Duress is a common law basis on which to rescind a contract. The essential elements are:

  • there must be a threat or pressure exerted by D that is illegitimate (but not necessarily unlawful);
  • that illegitimate threat or pressure must cause C to enter into the contract; and,
  • for economic, or lawful act, duress, C must have had no reasonable alternative to giving into the threat or pressure.

The majority of the UK Supreme Court noted that, to date, there are two circumstances where lawful act duress has been found to exist:

  • where D uses knowledge of C’s criminal activity (or that of C’s associates) and the threat of reporting it to obtain a personal benefit; or,
  • where, D being exposed to a civil claim (eg breach of contract) by C, D illegitimately manoeuvres C into a position of vulnerability so that C waives its claim.

The majority noted that while the boundaries of lawful act duress are not fixed, the courts should approach any extension with caution, particularly in context of contractual negotiations between commercial entities (while at the same time noting that the equitable doctrines of undue influence and unconscionable bargains already exist and, moreover, there is no overriding duty of good faith in contracting nor a doctrine of imbalance of bargaining power.

In the view of the majority, without more, a bad faith assertion of a pre-existing legal entitlement by D which C believes or knows to be incorrect did not amount to lawful act duress.

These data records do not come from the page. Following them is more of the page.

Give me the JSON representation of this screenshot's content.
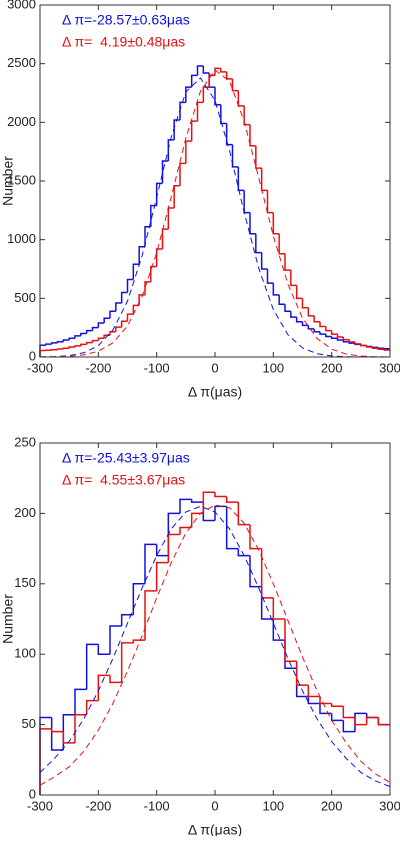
{
  "chart_data": [
    {
      "type": "histogram",
      "xlabel": "Δ π(μas)",
      "ylabel": "Number",
      "xlim": [
        -300,
        300
      ],
      "ylim": [
        0,
        3000
      ],
      "xticks": [
        -300,
        -200,
        -100,
        0,
        100,
        200,
        300
      ],
      "yticks": [
        0,
        500,
        1000,
        1500,
        2000,
        2500,
        3000
      ],
      "annotations": [
        {
          "text": "Δ π=-28.57±0.63μas",
          "color": "#1010e0"
        },
        {
          "text": "Δ π=  4.19±0.48μas",
          "color": "#e81010"
        }
      ],
      "bins": [
        -300,
        -290,
        -280,
        -270,
        -260,
        -250,
        -240,
        -230,
        -220,
        -210,
        -200,
        -190,
        -180,
        -170,
        -160,
        -150,
        -140,
        -130,
        -120,
        -110,
        -100,
        -90,
        -80,
        -70,
        -60,
        -50,
        -40,
        -30,
        -20,
        -10,
        0,
        10,
        20,
        30,
        40,
        50,
        60,
        70,
        80,
        90,
        100,
        110,
        120,
        130,
        140,
        150,
        160,
        170,
        180,
        190,
        200,
        210,
        220,
        230,
        240,
        250,
        260,
        270,
        280,
        290,
        300
      ],
      "series": [
        {
          "color": "#1010e0",
          "values": [
            100,
            110,
            120,
            130,
            145,
            160,
            180,
            200,
            225,
            250,
            290,
            330,
            390,
            460,
            550,
            660,
            790,
            940,
            1110,
            1290,
            1480,
            1670,
            1850,
            2020,
            2170,
            2300,
            2400,
            2480,
            2420,
            2300,
            2150,
            1990,
            1810,
            1620,
            1420,
            1230,
            1050,
            890,
            750,
            630,
            530,
            450,
            390,
            340,
            300,
            270,
            240,
            215,
            195,
            175,
            160,
            145,
            130,
            118,
            108,
            98,
            90,
            82,
            75,
            70
          ]
        },
        {
          "color": "#e81010",
          "values": [
            55,
            58,
            62,
            68,
            75,
            85,
            95,
            108,
            122,
            140,
            160,
            185,
            215,
            255,
            305,
            365,
            440,
            530,
            640,
            770,
            920,
            1090,
            1270,
            1460,
            1650,
            1840,
            2010,
            2170,
            2300,
            2400,
            2460,
            2430,
            2370,
            2270,
            2140,
            1980,
            1800,
            1610,
            1420,
            1230,
            1050,
            880,
            740,
            610,
            500,
            420,
            350,
            300,
            260,
            225,
            195,
            170,
            148,
            128,
            112,
            98,
            85,
            75,
            66,
            60
          ]
        }
      ],
      "fits": [
        {
          "color": "#1010e0",
          "x": [
            -300,
            -275,
            -250,
            -225,
            -200,
            -175,
            -150,
            -125,
            -100,
            -75,
            -50,
            -25,
            0,
            25,
            50,
            75,
            100,
            125,
            150,
            175,
            200,
            225,
            250,
            275,
            300
          ],
          "values": [
            1,
            3,
            12,
            36,
            97,
            230,
            476,
            861,
            1359,
            1874,
            2259,
            2378,
            2187,
            1757,
            1233,
            756,
            405,
            190,
            77,
            28,
            9,
            2,
            1,
            0,
            0
          ]
        },
        {
          "color": "#e81010",
          "x": [
            -300,
            -275,
            -250,
            -225,
            -200,
            -175,
            -150,
            -125,
            -100,
            -75,
            -50,
            -25,
            0,
            25,
            50,
            75,
            100,
            125,
            150,
            175,
            200,
            225,
            250,
            275,
            300
          ],
          "values": [
            0,
            2,
            6,
            18,
            49,
            121,
            264,
            515,
            888,
            1364,
            1864,
            2264,
            2446,
            2350,
            2009,
            1527,
            1032,
            620,
            332,
            158,
            67,
            25,
            8,
            2,
            1
          ]
        }
      ]
    },
    {
      "type": "histogram",
      "xlabel": "Δ π(μas)",
      "ylabel": "Number",
      "xlim": [
        -300,
        300
      ],
      "ylim": [
        0,
        250
      ],
      "xticks": [
        -300,
        -200,
        -100,
        0,
        100,
        200,
        300
      ],
      "yticks": [
        0,
        50,
        100,
        150,
        200,
        250
      ],
      "annotations": [
        {
          "text": "Δ π=-25.43±3.97μas",
          "color": "#1010e0"
        },
        {
          "text": "Δ π=  4.55±3.67μas",
          "color": "#e81010"
        }
      ],
      "bins": [
        -300,
        -280,
        -260,
        -240,
        -220,
        -200,
        -180,
        -160,
        -140,
        -120,
        -100,
        -80,
        -60,
        -40,
        -20,
        0,
        20,
        40,
        60,
        80,
        100,
        120,
        140,
        160,
        180,
        200,
        220,
        240,
        260,
        280,
        300
      ],
      "series": [
        {
          "color": "#1010e0",
          "values": [
            55,
            32,
            57,
            75,
            107,
            100,
            120,
            128,
            150,
            178,
            170,
            200,
            210,
            208,
            195,
            205,
            175,
            170,
            148,
            125,
            110,
            90,
            70,
            65,
            58,
            53,
            45,
            58,
            55,
            50
          ]
        },
        {
          "color": "#e81010",
          "values": [
            47,
            45,
            37,
            57,
            67,
            85,
            80,
            108,
            110,
            145,
            165,
            185,
            190,
            200,
            215,
            212,
            208,
            192,
            175,
            140,
            125,
            95,
            78,
            70,
            65,
            63,
            55,
            50,
            55,
            50
          ]
        }
      ],
      "fits": [
        {
          "color": "#1010e0",
          "x": [
            -300,
            -275,
            -250,
            -225,
            -200,
            -175,
            -150,
            -125,
            -100,
            -75,
            -50,
            -25,
            0,
            25,
            50,
            75,
            100,
            125,
            150,
            175,
            200,
            225,
            250,
            275,
            300
          ],
          "values": [
            16,
            26,
            38,
            54,
            74,
            97,
            122,
            147,
            170,
            189,
            201,
            205,
            201,
            189,
            170,
            147,
            122,
            97,
            74,
            54,
            38,
            26,
            16,
            10,
            6
          ]
        },
        {
          "color": "#e81010",
          "x": [
            -300,
            -275,
            -250,
            -225,
            -200,
            -175,
            -150,
            -125,
            -100,
            -75,
            -50,
            -25,
            0,
            25,
            50,
            75,
            100,
            125,
            150,
            175,
            200,
            225,
            250,
            275,
            300
          ],
          "values": [
            7,
            13,
            20,
            31,
            46,
            65,
            88,
            113,
            140,
            165,
            186,
            200,
            206,
            204,
            193,
            174,
            150,
            124,
            98,
            74,
            53,
            37,
            24,
            15,
            9
          ]
        }
      ]
    }
  ]
}
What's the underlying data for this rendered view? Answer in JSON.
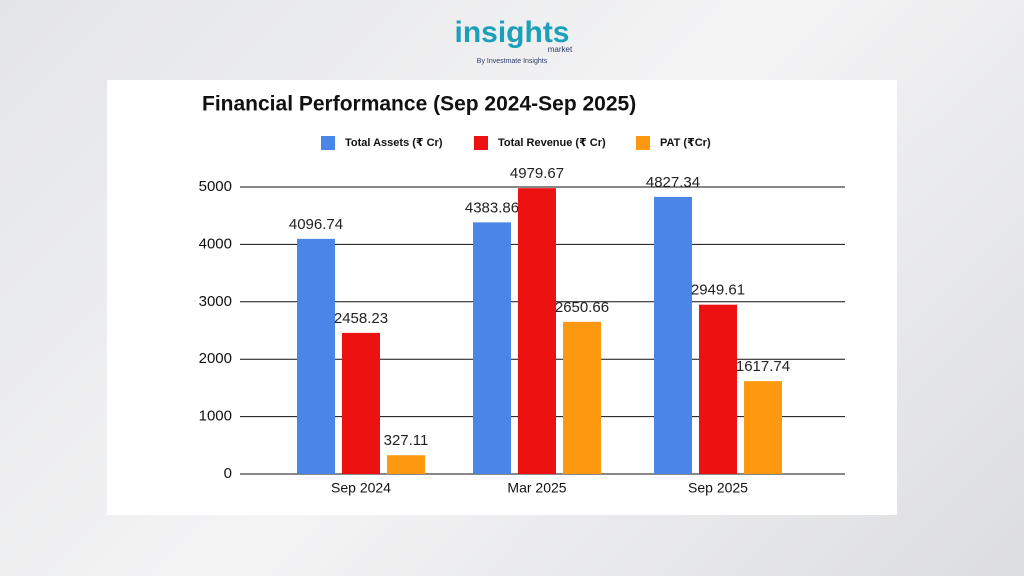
{
  "brand": {
    "name": "insights",
    "sub": "market",
    "tagline": "By Investmate Insights"
  },
  "chart_data": {
    "type": "bar",
    "title": "Financial Performance (Sep 2024-Sep 2025)",
    "categories": [
      "Sep 2024",
      "Mar 2025",
      "Sep 2025"
    ],
    "series": [
      {
        "name": "Total Assets (₹ Cr)",
        "color": "#4a86e8",
        "values": [
          4096.74,
          4383.86,
          4827.34
        ]
      },
      {
        "name": "Total Revenue (₹ Cr)",
        "color": "#ee1111",
        "values": [
          2458.23,
          4979.67,
          2949.61
        ]
      },
      {
        "name": "PAT (₹Cr)",
        "color": "#ff9811",
        "values": [
          327.11,
          2650.66,
          1617.74
        ]
      }
    ],
    "ylim": [
      0,
      5000
    ],
    "yticks": [
      0,
      1000,
      2000,
      3000,
      4000,
      5000
    ],
    "grid": true,
    "legend": "top"
  }
}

Examples of what could be that "more" included breach of duty, a misleading act or something that is “unconscionable”.  Lord Burrows disagreed on this point.

It seems therefore that in the context of contractual negotiations between commercial entities, lawful act duress will rarely be made out.

 
Postscript: this case was applied in Heritage Travel v Windhorst.  The assumed facts were: before serving an acceleration notice, Heritage told Windhorst that, unless Windhorst agreed to the terms eventually incorporated into a settlement agreement, Heritage was prepared to disclose to potential investors matters which, before the acceleration notice, would have been confidential. Windhorst, believing that this disclosure would likely jeopardise a proposed securitisation transaction, considered that there was no realistic alternative but to give in to the Heritage's demands. The judge held this was  “... plainly a lawful act threat, coupled with a demand motivated by commercial self-interest. Such conduct is generally regarded in law as wholly legitimate. Nothing in the facts of this case, even taking [Windhorst's] case at its highest, comes close to establishing the kind of reprehensible or improper conduct or the kind of unconscionability that could provide [Windhorst] with an arguable defence”.